Menpo takes an opinionated stance on certain issues - one of which is establishing sensible rules for how to work with spatial data and image data in the same framework.

Let’s start with a quiz - which of the following is correct?

../_images/indexing.jpg

Most would answer b - images are indexed from the top left, with x going across and y going down.

Now another question - how do I access that pixel in the pixels array?

a: lenna[30, 50]
b: lenna[50, 30]

The correct answer is b - pixels get stored in a y, x order so we have to flip the points to access the array.

As Menpo blends together use of PointClouds and Images frequently this can cause a lot of confusion. You might create a Translation of 5 in the y direction as the following:

t = menpo.transform.Translation([0, 5])

And then expect to use it to warp an image:

img.warp_to(reference_shape, t)

and then some spatial data related to the image:

t.apply(some_data)

Unfortunately the meaning of y in these two domains is different - some code would have to flip the order of applying the translation of the transform to an image, a potential cause of confusion.

The worst part about this is that once we go to voxel data (which Image largely supports, and will fully support in the future), a z-axis is added. Now we drop all the swapping business - and the third axis of the spatial data once more corresponds with the third axis of the image data. Trying to keep track of these rules muddies an otherwise very simple concept.

Menpo’s approach

Menpo’s solution to this problem is simple - drop the insistence of calling axes x, y, and z. The zeroth axis of the pixel data is simply that - the zeroth axis. It corresponds exactly with the zeroth axis on the point cloud. If you have an image with annotations provided the zeroth axis of the PointCloud representing the annotations will correspond with the zeroth axis of the image.
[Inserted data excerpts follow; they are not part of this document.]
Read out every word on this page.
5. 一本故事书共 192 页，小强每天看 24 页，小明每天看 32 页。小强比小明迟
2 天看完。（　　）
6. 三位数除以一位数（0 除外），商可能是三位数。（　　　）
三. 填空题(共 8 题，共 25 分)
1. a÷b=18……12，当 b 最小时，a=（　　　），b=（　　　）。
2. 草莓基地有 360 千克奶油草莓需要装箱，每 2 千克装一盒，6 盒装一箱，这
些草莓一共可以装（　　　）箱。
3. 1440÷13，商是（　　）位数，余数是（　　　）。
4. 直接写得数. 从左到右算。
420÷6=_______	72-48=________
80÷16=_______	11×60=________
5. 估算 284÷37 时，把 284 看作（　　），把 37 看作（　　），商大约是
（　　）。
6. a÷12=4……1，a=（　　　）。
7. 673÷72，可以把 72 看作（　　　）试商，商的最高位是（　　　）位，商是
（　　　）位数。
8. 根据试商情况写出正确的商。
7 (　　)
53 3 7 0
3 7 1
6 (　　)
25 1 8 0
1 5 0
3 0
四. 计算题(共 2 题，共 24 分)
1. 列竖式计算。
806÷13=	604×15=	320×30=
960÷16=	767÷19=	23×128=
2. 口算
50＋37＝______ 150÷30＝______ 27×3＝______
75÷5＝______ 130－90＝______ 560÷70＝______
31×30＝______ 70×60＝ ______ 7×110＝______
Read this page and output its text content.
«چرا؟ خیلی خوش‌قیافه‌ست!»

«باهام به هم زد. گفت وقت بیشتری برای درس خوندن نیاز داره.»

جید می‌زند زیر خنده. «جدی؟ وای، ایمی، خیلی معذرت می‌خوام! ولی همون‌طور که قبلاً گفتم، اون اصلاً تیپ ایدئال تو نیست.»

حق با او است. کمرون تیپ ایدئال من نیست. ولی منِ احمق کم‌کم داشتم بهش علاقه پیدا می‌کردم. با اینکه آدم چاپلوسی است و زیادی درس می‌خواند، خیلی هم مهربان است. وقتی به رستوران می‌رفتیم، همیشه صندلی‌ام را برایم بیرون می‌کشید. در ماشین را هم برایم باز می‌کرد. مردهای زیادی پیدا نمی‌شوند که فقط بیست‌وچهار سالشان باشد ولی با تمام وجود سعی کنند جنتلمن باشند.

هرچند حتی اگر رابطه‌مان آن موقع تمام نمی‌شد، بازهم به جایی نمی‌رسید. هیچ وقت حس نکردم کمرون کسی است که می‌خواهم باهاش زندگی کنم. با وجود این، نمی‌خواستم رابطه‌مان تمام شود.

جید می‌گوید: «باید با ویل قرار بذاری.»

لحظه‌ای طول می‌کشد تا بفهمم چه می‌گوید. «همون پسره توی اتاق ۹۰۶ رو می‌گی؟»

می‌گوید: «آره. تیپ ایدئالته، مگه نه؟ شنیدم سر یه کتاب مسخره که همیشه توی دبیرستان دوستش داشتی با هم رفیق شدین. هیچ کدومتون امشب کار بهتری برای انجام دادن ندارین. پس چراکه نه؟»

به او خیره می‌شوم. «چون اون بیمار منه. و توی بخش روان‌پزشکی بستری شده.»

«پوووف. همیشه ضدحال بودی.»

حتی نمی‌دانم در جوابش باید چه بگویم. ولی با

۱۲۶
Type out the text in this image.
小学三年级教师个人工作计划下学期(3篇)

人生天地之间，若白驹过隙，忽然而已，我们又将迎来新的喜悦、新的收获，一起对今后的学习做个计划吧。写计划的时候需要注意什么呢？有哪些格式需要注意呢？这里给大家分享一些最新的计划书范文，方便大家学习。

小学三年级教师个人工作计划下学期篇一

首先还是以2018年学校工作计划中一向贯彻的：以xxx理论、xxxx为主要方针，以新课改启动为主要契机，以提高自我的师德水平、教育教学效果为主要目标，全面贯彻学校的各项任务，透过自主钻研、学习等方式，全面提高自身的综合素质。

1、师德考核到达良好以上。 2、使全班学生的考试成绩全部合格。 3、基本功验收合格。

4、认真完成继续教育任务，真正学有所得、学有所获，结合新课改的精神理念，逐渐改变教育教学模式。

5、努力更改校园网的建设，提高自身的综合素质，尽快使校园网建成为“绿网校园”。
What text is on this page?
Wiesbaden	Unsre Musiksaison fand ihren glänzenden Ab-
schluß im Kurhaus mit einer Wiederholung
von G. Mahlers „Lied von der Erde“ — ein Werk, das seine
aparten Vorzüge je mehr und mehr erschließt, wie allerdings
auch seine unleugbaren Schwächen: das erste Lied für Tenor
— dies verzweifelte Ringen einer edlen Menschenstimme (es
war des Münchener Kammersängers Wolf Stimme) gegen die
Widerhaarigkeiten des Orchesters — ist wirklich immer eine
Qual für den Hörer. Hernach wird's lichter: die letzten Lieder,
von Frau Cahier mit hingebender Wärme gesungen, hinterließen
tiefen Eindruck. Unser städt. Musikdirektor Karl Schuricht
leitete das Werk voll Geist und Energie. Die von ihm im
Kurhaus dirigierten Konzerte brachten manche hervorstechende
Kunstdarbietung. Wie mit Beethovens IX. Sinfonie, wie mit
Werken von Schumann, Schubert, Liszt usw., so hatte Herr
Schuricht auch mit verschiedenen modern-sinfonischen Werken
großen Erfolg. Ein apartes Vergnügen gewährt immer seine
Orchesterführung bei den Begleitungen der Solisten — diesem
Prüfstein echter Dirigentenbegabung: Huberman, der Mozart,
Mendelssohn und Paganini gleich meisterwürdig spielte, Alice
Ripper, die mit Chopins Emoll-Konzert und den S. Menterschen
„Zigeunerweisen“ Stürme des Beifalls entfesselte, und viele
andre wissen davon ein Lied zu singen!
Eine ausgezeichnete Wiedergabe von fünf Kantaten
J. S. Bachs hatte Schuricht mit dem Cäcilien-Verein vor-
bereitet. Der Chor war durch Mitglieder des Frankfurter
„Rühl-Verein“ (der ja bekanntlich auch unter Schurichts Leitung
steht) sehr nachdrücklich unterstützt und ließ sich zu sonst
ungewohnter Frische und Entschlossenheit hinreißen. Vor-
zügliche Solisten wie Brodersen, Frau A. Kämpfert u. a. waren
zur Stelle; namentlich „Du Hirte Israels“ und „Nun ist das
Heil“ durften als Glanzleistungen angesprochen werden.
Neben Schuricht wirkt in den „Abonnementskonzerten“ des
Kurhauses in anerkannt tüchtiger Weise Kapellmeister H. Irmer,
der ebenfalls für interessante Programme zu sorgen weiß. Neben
This rule makes working with images and spatial data simple - short you should never have to think about flipping axes in Menpo.

It’s natural to be concerned at this point that establishing such rules must make it really difficult ingest data which follows different conventions. This is incorrect - one of the biggest strengths of the menpo.io module is that each asset importer normalizes the format of the data to format Menpo’s rules.

Key Points

  • Menpo is n-dimensional. We try and avoid speaking of x and y, because there are many different conventions in use.
  • The IO module ensures that different data formats are normalized upon loading into Menpo. For example, Image types are imported as 64-bit floating point numbers normalised between [0, 1], by default.
  • axis 0 of landmarks corresponds to axis 0 of the container it is an annotation of.